Apple, maker of the iPhone, sold $17 billion of bonds on April 30 in the biggest corporate offering on record. Buffett, who has said he limited investing in technology companies in part because he doesn't understand them, said the decision to abstain from the Apple offering was part of a broader strategy.

“We're not buying bonds of Apple — we're not buying bonds of anybody,” Buffett said Saturday. “It has nothing to do with them being a tech company. The yields are too low.”

Apple's debt sale included $4 billion of 1 percent, 5-year notes that pay 40 basis points, or 0.4 percentage point, more than similar-maturity Treasuries; $5.5 billion of 2.4 percent, 10-year securities with a relative yield of 75 basis points and $3 billion of 3.85 percent, 30-year bonds paying an extra 100 points, data compiled by Bloomberg show.

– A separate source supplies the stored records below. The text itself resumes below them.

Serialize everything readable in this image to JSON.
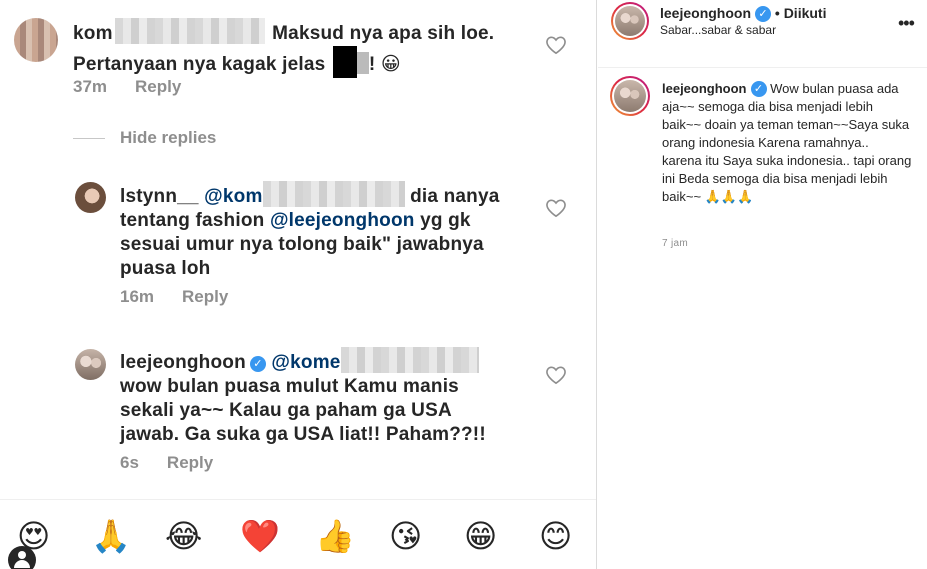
{
  "comments": {
    "main": {
      "username": "kom",
      "text": "Maksud nya apa sih loe. Pertanyaan nya kagak jelas",
      "text_line1": "Maksud nya apa sih loe.",
      "text_line2": "Pertanyaan nya kagak jelas",
      "text_tail": "!",
      "emoji": "😀",
      "time": "37m",
      "reply_label": "Reply"
    },
    "hide_replies_label": "Hide replies",
    "replies": [
      {
        "username": "lstynn__",
        "mention1": "@kom",
        "line1_tail": "dia nanya",
        "line2_head": "tentang fashion",
        "mention2": "@leejeonghoon",
        "line2_tail": "yg gk",
        "line3": "sesuai umur nya tolong baik\" jawabnya",
        "line4": "puasa loh",
        "time": "16m",
        "reply_label": "Reply"
      },
      {
        "username": "leejeonghoon",
        "mention1": "@kome",
        "line2": "wow bulan puasa mulut Kamu manis",
        "line3": "sekali ya~~ Kalau ga paham ga USA",
        "line4": "jawab. Ga suka ga USA liat!! Paham??!!",
        "time": "6s",
        "reply_label": "Reply"
      }
    ]
  },
  "emoji_bar": [
    "😍",
    "🙏",
    "😂",
    "❤️",
    "👍",
    "😘",
    "😁",
    "😊"
  ],
  "post": {
    "username": "leejeonghoon",
    "separator": "•",
    "follow_status": "Diikuti",
    "subtitle": "Sabar...sabar & sabar",
    "more_label": "•••",
    "caption_user": "leejeonghoon",
    "caption": "Wow bulan puasa ada aja~~ semoga dia bisa menjadi lebih baik~~ doain ya teman teman~~Saya suka orang indonesia Karena ramahnya.. karena itu Saya suka indonesia.. tapi orang ini Beda semoga dia bisa menjadi lebih baik~~ 🙏🙏🙏",
    "time": "7 jam"
  },
  "colors": {
    "text": "#262626",
    "muted": "#8e8e8e",
    "mention": "#00376b",
    "verified": "#3897f0",
    "heart_red": "#ed4956"
  }
}
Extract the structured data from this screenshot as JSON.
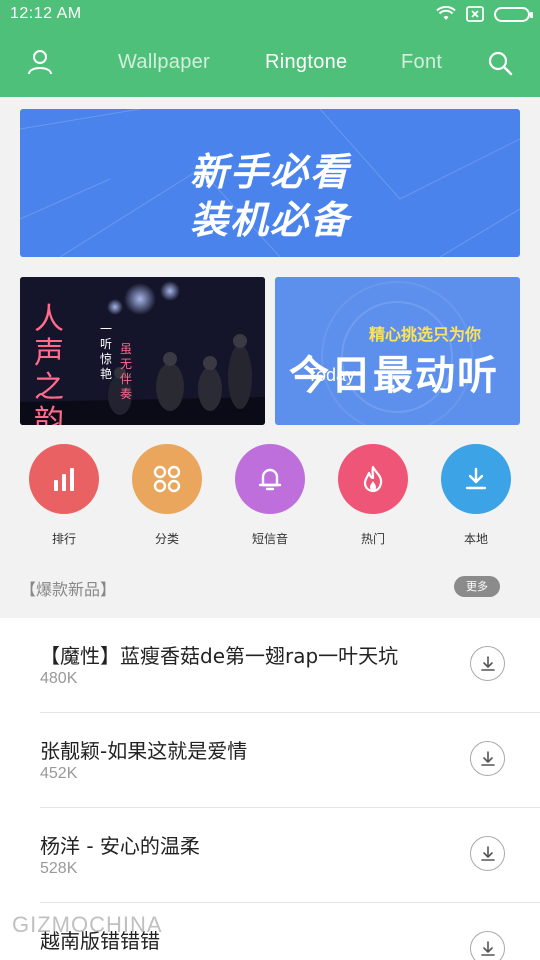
{
  "status_bar": {
    "time": "12:12  AM"
  },
  "nav": {
    "tabs": [
      {
        "label": "Wallpaper"
      },
      {
        "label": "Ringtone"
      },
      {
        "label": "Font"
      }
    ]
  },
  "banners": {
    "main": {
      "line1": "新手必看",
      "line2": "装机必备"
    },
    "left": {
      "title": "人声之韵",
      "sub1": "一听惊艳",
      "sub2": "虽无伴奏"
    },
    "right": {
      "tag": "精心挑选只为你",
      "big": "今日最动听",
      "today": "Today"
    }
  },
  "categories": [
    {
      "label": "排行",
      "color": "#e96163",
      "icon": "chart-bars-icon"
    },
    {
      "label": "分类",
      "color": "#eaa65c",
      "icon": "grid-circles-icon"
    },
    {
      "label": "短信音",
      "color": "#bf6fdc",
      "icon": "bell-icon"
    },
    {
      "label": "热门",
      "color": "#ef5577",
      "icon": "flame-icon"
    },
    {
      "label": "本地",
      "color": "#3ba3e6",
      "icon": "download-icon"
    }
  ],
  "section": {
    "title": "【爆款新品】",
    "more": "更多"
  },
  "songs": [
    {
      "name": "【魔性】蓝瘦香菇de第一翅rap一叶天坑",
      "size": "480K"
    },
    {
      "name": "张靓颖-如果这就是爱情",
      "size": "452K"
    },
    {
      "name": "杨洋 - 安心的温柔",
      "size": "528K"
    },
    {
      "name": "越南版错错错",
      "size": ""
    }
  ],
  "watermark": "GIZMOCHINA",
  "colors": {
    "accent": "#4fc07a",
    "banner_blue": "#4a83ec"
  }
}
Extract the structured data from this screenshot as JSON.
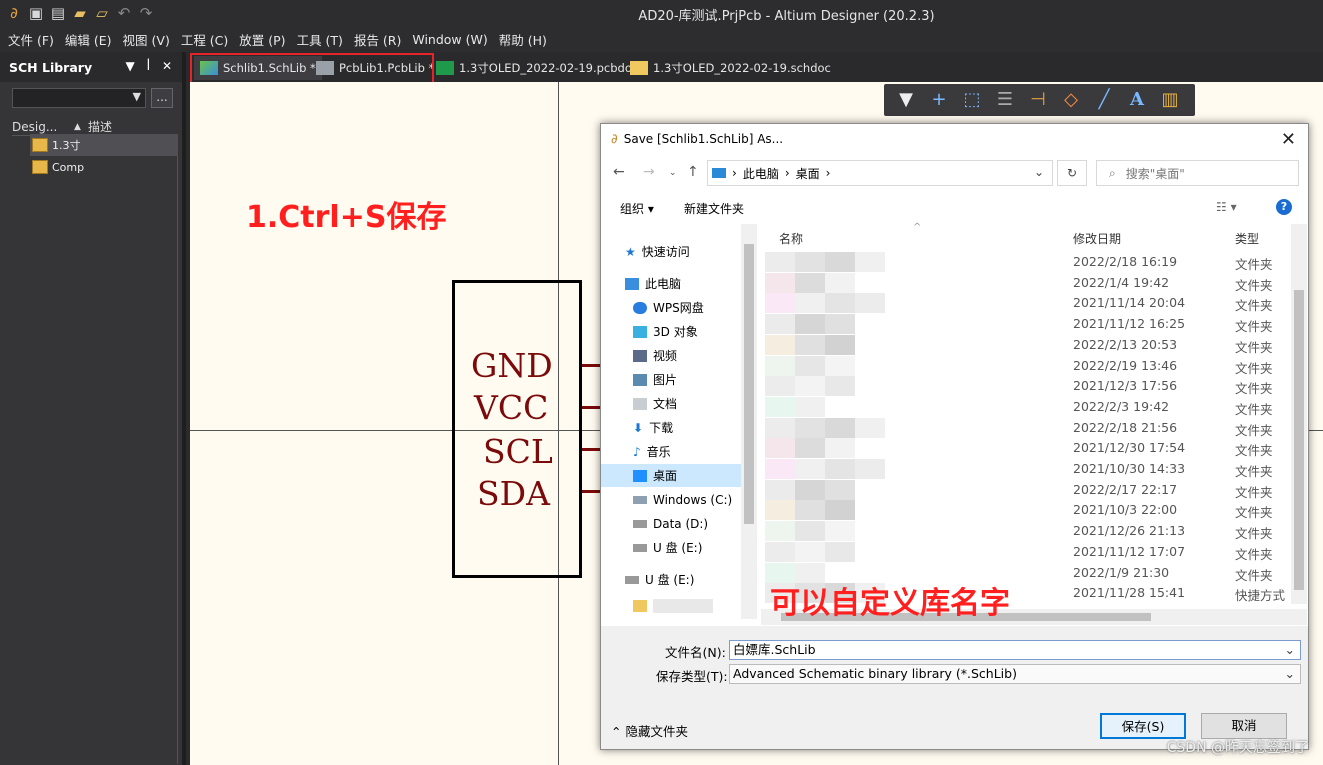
{
  "window": {
    "title": "AD20-库测试.PrjPcb - Altium Designer (20.2.3)"
  },
  "menu": [
    "文件 (F)",
    "编辑 (E)",
    "视图 (V)",
    "工程 (C)",
    "放置 (P)",
    "工具 (T)",
    "报告 (R)",
    "Window (W)",
    "帮助 (H)"
  ],
  "left_panel": {
    "title": "SCH Library",
    "combo_button": "...",
    "col_design": "Desig...",
    "col_desc": "描述",
    "items": [
      "1.3寸",
      "Comp"
    ]
  },
  "tabs": [
    {
      "label": "Schlib1.SchLib *"
    },
    {
      "label": "PcbLib1.PcbLib *"
    },
    {
      "label": "1.3寸OLED_2022-02-19.pcbdoc"
    },
    {
      "label": "1.3寸OLED_2022-02-19.schdoc"
    }
  ],
  "canvas": {
    "pins": [
      "GND",
      "VCC",
      "SCL",
      "SDA"
    ],
    "annotation1": "1.Ctrl+S保存",
    "annotation2": "可以自定义库名字"
  },
  "dialog": {
    "title": "Save [Schlib1.SchLib] As...",
    "path": [
      "此电脑",
      "桌面"
    ],
    "search_placeholder": "搜索\"桌面\"",
    "organize": "组织 ▾",
    "new_folder": "新建文件夹",
    "nav": [
      {
        "label": "快速访问",
        "icon": "star-icon",
        "color": "#1e78d2"
      },
      {
        "label": "此电脑",
        "icon": "computer-icon",
        "color": "#3a8ee0"
      },
      {
        "label": "WPS网盘",
        "icon": "cloud-icon",
        "color": "#2a7de0"
      },
      {
        "label": "3D 对象",
        "icon": "cube-icon",
        "color": "#3ab0e0"
      },
      {
        "label": "视频",
        "icon": "video-icon",
        "color": "#5a6a88"
      },
      {
        "label": "图片",
        "icon": "picture-icon",
        "color": "#5a8ab0"
      },
      {
        "label": "文档",
        "icon": "document-icon",
        "color": "#7a8a99"
      },
      {
        "label": "下载",
        "icon": "download-icon",
        "color": "#1e78d2"
      },
      {
        "label": "音乐",
        "icon": "music-icon",
        "color": "#1e78d2"
      },
      {
        "label": "桌面",
        "icon": "desktop-icon",
        "color": "#1e90ff"
      },
      {
        "label": "Windows (C:)",
        "icon": "drive-icon",
        "color": "#888"
      },
      {
        "label": "Data (D:)",
        "icon": "drive-icon",
        "color": "#888"
      },
      {
        "label": "U 盘 (E:)",
        "icon": "usb-drive-icon",
        "color": "#888"
      },
      {
        "label": "U 盘 (E:)",
        "icon": "usb-drive-icon",
        "color": "#888"
      }
    ],
    "columns": {
      "name": "名称",
      "date": "修改日期",
      "type": "类型"
    },
    "rows": [
      {
        "date": "2022/2/18 16:19",
        "type": "文件夹"
      },
      {
        "date": "2022/1/4 19:42",
        "type": "文件夹"
      },
      {
        "date": "2021/11/14 20:04",
        "type": "文件夹"
      },
      {
        "date": "2021/11/12 16:25",
        "type": "文件夹"
      },
      {
        "date": "2022/2/13 20:53",
        "type": "文件夹"
      },
      {
        "date": "2022/2/19 13:46",
        "type": "文件夹"
      },
      {
        "date": "2021/12/3 17:56",
        "type": "文件夹"
      },
      {
        "date": "2022/2/3 19:42",
        "type": "文件夹"
      },
      {
        "date": "2022/2/18 21:56",
        "type": "文件夹"
      },
      {
        "date": "2021/12/30 17:54",
        "type": "文件夹"
      },
      {
        "date": "2021/10/30 14:33",
        "type": "文件夹"
      },
      {
        "date": "2022/2/17 22:17",
        "type": "文件夹"
      },
      {
        "date": "2021/10/3 22:00",
        "type": "文件夹"
      },
      {
        "date": "2021/12/26 21:13",
        "type": "文件夹"
      },
      {
        "date": "2021/11/12 17:07",
        "type": "文件夹"
      },
      {
        "date": "2022/1/9 21:30",
        "type": "文件夹"
      },
      {
        "date": "2021/11/28 15:41",
        "type": "快捷方式"
      }
    ],
    "filename_label": "文件名(N):",
    "filename_value": "白嫖库.SchLib",
    "filetype_label": "保存类型(T):",
    "filetype_value": "Advanced Schematic binary library (*.SchLib)",
    "hide_folders": "隐藏文件夹",
    "save": "保存(S)",
    "cancel": "取消"
  },
  "watermark": "CSDN @昨天忘签到了"
}
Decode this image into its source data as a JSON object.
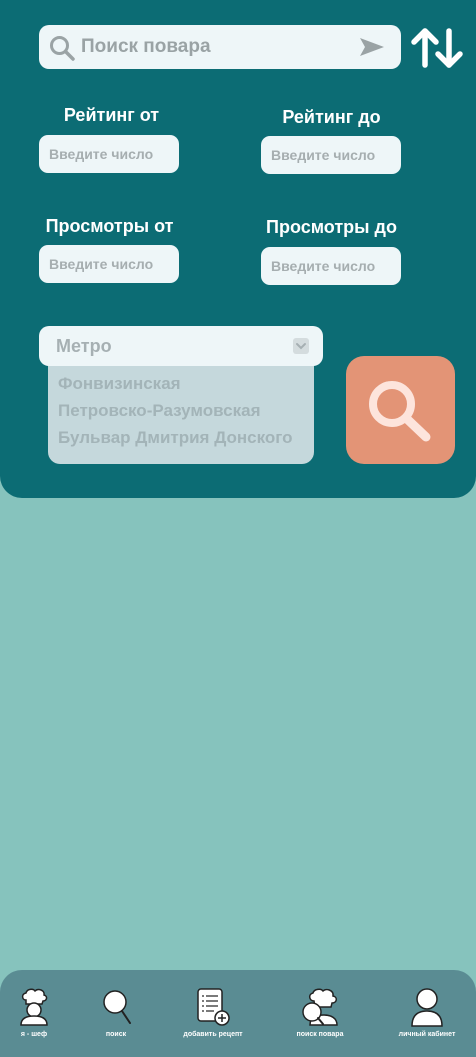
{
  "search": {
    "placeholder": "Поиск повара",
    "value": ""
  },
  "filters": {
    "rating_from": {
      "label": "Рейтинг от",
      "placeholder": "Введите число"
    },
    "rating_to": {
      "label": "Рейтинг до",
      "placeholder": "Введите число"
    },
    "views_from": {
      "label": "Просмотры от",
      "placeholder": "Введите число"
    },
    "views_to": {
      "label": "Просмотры до",
      "placeholder": "Введите число"
    }
  },
  "metro": {
    "placeholder": "Метро",
    "options": [
      "Фонвизинская",
      "Петровско-Разумовская",
      "Бульвар Дмитрия Донского"
    ]
  },
  "icons": {
    "search": "search-icon",
    "send": "send-arrow-icon",
    "sort": "sort-updown-icon",
    "chevron": "chevron-down-icon",
    "big_search": "magnifier-icon"
  },
  "colors": {
    "panel": "#0c6c74",
    "page_bg": "#86c3bd",
    "accent": "#e39476",
    "nav_bg": "#5a8c93"
  },
  "nav": {
    "items": [
      {
        "label": "я - шеф",
        "icon": "chef-icon"
      },
      {
        "label": "поиск",
        "icon": "search-icon"
      },
      {
        "label": "добавить рецепт",
        "icon": "add-recipe-icon"
      },
      {
        "label": "поиск повара",
        "icon": "chef-search-icon"
      },
      {
        "label": "личный кабинет",
        "icon": "user-icon"
      }
    ]
  }
}
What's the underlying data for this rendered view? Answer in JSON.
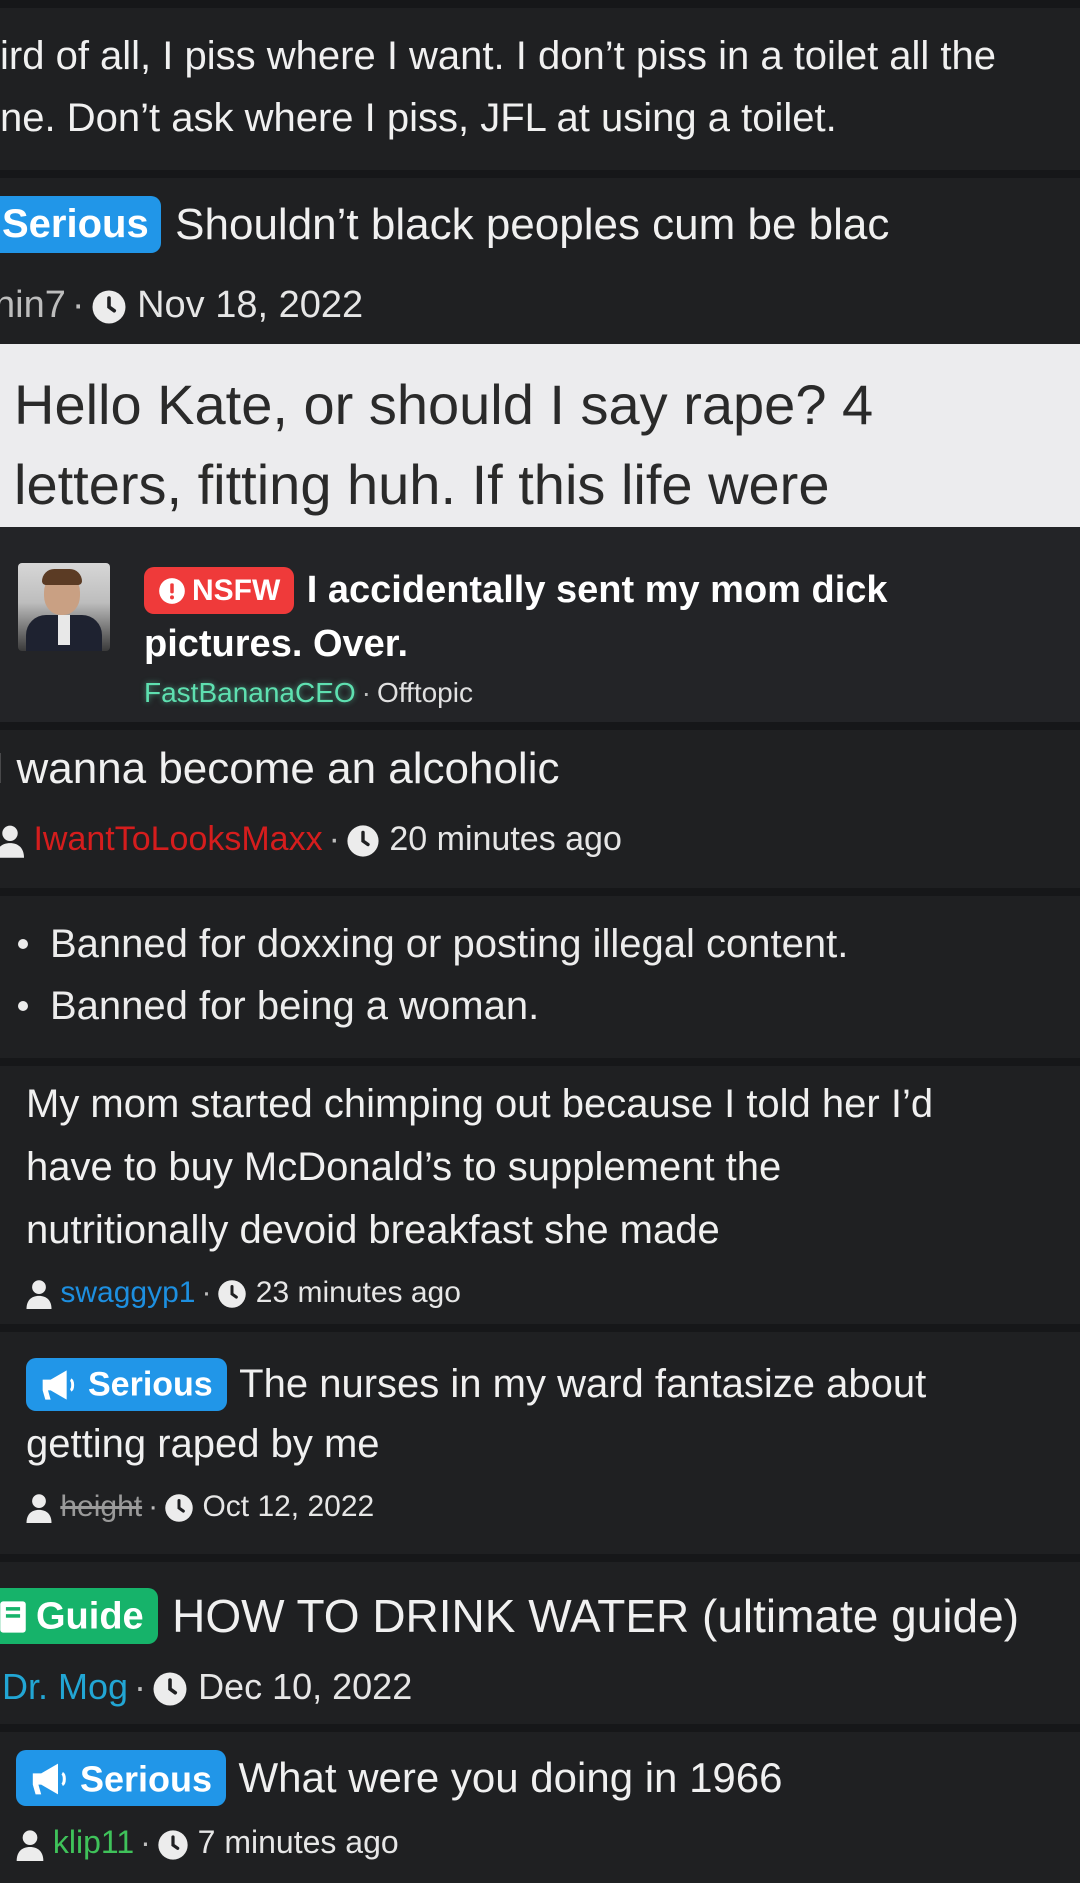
{
  "colors": {
    "background": "#1f2022",
    "tag_serious": "#2196e8",
    "tag_guide": "#16b36a",
    "tag_nsfw": "#ef3a3a"
  },
  "card1": {
    "line1": "ird of all, I piss where I want. I don’t piss in a toilet all the",
    "line2": "ne. Don’t ask where I piss, JFL at using a toilet."
  },
  "card2": {
    "tag": "Serious",
    "title": "Shouldn’t black peoples cum be blac",
    "author": "nin7",
    "date": "Nov 18, 2022"
  },
  "card3": {
    "line1": "Hello Kate, or should I say rape? 4",
    "line2": "letters, fitting huh. If this life were"
  },
  "card4": {
    "tag": "NSFW",
    "title_line1": "I accidentally sent my mom dick",
    "title_line2": "pictures. Over.",
    "author": "FastBananaCEO",
    "forum": "Offtopic"
  },
  "card5": {
    "title": "I wanna become an alcoholic",
    "author": "IwantToLooksMaxx",
    "time": "20 minutes ago"
  },
  "card6": {
    "items": [
      "Banned for doxxing or posting illegal content.",
      "Banned for being a woman."
    ]
  },
  "card7": {
    "line1": "My mom started chimping out because I told her I’d",
    "line2": "have to buy McDonald’s to supplement the",
    "line3": "nutritionally devoid breakfast she made",
    "author": "swaggyp1",
    "time": "23 minutes ago"
  },
  "card8": {
    "tag": "Serious",
    "title_line1": "The nurses in my ward fantasize about",
    "title_line2": "getting raped by me",
    "author": "height",
    "date": "Oct 12, 2022"
  },
  "card9": {
    "tag": "Guide",
    "title": "HOW TO DRINK WATER (ultimate guide)",
    "author": "Dr. Mog",
    "date": "Dec 10, 2022"
  },
  "card10": {
    "tag": "Serious",
    "title": "What were you doing in 1966",
    "author": "klip11",
    "time": "7 minutes ago"
  }
}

Investors have flocked to bonds since the 2008 financial crisis, when the Standard & Poor's 500 Index of stocks fell about 38 percent in a year.

Corporate and municipal bonds “were ridiculously cheap relative to U.S. Treasuries” in early 2009, Buffett said in an annual letter to investors in February 2010. “Big opportunities come infrequently. When it's raining gold, reach for a bucket, not a thimble.”

'Brutal' Problem

The Fed has held its target interest rate for overnight loans among banks between zero and 0.25 percent since December 2008 and is buying $85 billion of bonds a month. Buffett said Saturday during a question-and-answer session at the annual meeting that he pities people who have “clung to fixed-dollar investments.”

“The problem faced by people who have stayed in cash or cash equivalents or short-term Treasuries, it is brutal,” Buffett said. “I don't know what I would do if I were in that position.”

Buffett will collect a 9 percent dividend on the $8 billion preferred stake Berkshire gets as part of a deal he struck in February with 3G Capital to take ketchup-maker HJ Heinz Co. private. Heinz is rated BBB+ by Standard and Poor's, the eighth-highest of 10 investment grade levels. Apple has a AA+ grade, the second highest.

Berkshire has been burned by bets on lower-rated corporate debt. The cost of impairments was $85 million in the first quarter, compared with $337 million a year earlier, Berkshire said last week. The losses in both periods were related to bonds issued by Texas Competitive Electric Holdings.